Nelle terzine della Commedia, Dante incontra numerosi eroi e personaggi storici della classicità. Frutto della formazione e della cultura del poeta, molti di questi miti ed eventi dell’antichità trovano riferimenti iconografici nelle opere custodite al MANN.

Pochi sanno che lo stesso Dante è raffigurato in veste purpurea e coronato di alloro in una delle volte del Museo Archeologico napoletano. Dipinto tra fine XIX e inizi XX secolo da Paolo Vetri, il ritratto di Dante celebra la poesia negli ambienti dei Culti Orientali, dove si distinguono immagini allegoriche di Muse e lirici.

Divina Archeologia
Scultura marmorea di Diomede proveniente da Cuma. Foto: Luigi Spina

La mostra al MANN vuole sottolineare inoltre il legame intenso tra Virgilio, celebre guida di Dante nell’oltretomba, e il territorio partenopeo. Nei celebri versi del libro VI dell’Eneide, il poeta colloca nei pressi del Lago d’Averno l’ingresso agli Inferi: Spelunca alta fuit vastoque immanis hiatu, scrupea, tuta lacu nigro nemorumque tenebris” (“Vi era una grotta profonda e immensa per la sua vasta apertura, rocciosa, protetta da un nero lago e dalle tenebre dei boschi”).

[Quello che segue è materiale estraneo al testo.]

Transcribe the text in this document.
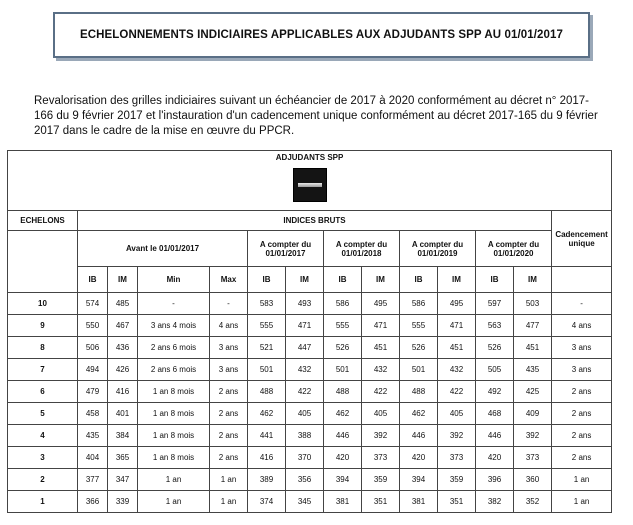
ECHELONNEMENTS INDICIAIRES APPLICABLES AUX ADJUDANTS SPP AU 01/01/2017

Revalorisation des grilles indiciaires suivant un échéancier de 2017 à 2020 conformément au décret n° 2017-166 du 9 février 2017 et l'instauration d'un cadencement unique conformément au décret 2017-165 du 9 février 2017 dans le cadre de la mise en œuvre du PPCR.

ADJUDANTS SPP													

ECHELONS	INDICES BRUTS												Cadencement unique
	Avant le 01/01/2017				A compter du 01/01/2017		A compter du 01/01/2018		A compter du 01/01/2019		A compter du 01/01/2020		
	IB	IM	Min	Max	IB	IM	IB	IM	IB	IM	IB	IM	
10	574	485	-	-	583	493	586	495	586	495	597	503	-
9	550	467	3 ans 4 mois	4 ans	555	471	555	471	555	471	563	477	4 ans
8	506	436	2 ans 6 mois	3 ans	521	447	526	451	526	451	526	451	3 ans
7	494	426	2 ans 6 mois	3 ans	501	432	501	432	501	432	505	435	3 ans
6	479	416	1 an 8 mois	2 ans	488	422	488	422	488	422	492	425	2 ans
5	458	401	1 an 8 mois	2 ans	462	405	462	405	462	405	468	409	2 ans
4	435	384	1 an 8 mois	2 ans	441	388	446	392	446	392	446	392	2 ans
3	404	365	1 an 8 mois	2 ans	416	370	420	373	420	373	420	373	2 ans
2	377	347	1 an	1 an	389	356	394	359	394	359	396	360	1 an
1	366	339	1 an	1 an	374	345	381	351	381	351	382	352	1 an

Quanto questa immagine di "boschi tenebrosi" abbia potuto influenzare la creazione letteraria della “selva oscura” è facilmente intuibile! Il legame tra Virgilio e la popolazione napoletana è molto antico e risale a ben prima di San Gennaro.

Infatti, a Napoli Vergilius era considerato un patrono della città alla stregua della vergine Partenope. In età medievale la figura del poeta mantovano è associata a numerose legende, come quella dell’uovo nelle viscere del Castello da cui prende il nome, e si connota di un’aurea magica ed esoterica. Anche i suoi resti e il sepolcro che il custodisce divennero per i napoletani potenti protettori contro invasioni e calamità.

DIVINA ARCHEOLOGIA

Simbolo dell’evento è la scultura marmorea di Diomede, proveniente dagli scavi cumani. L’astuto eroe greco aiutò coraggiosamente Ulisse a trafugare il Palladio, e per questo furto e per la capacità di ordire inganni entrambi furono inseriti da Dante tra i fraudolenti dell’Ottava Bolgia infernale (Inferno, XXVI).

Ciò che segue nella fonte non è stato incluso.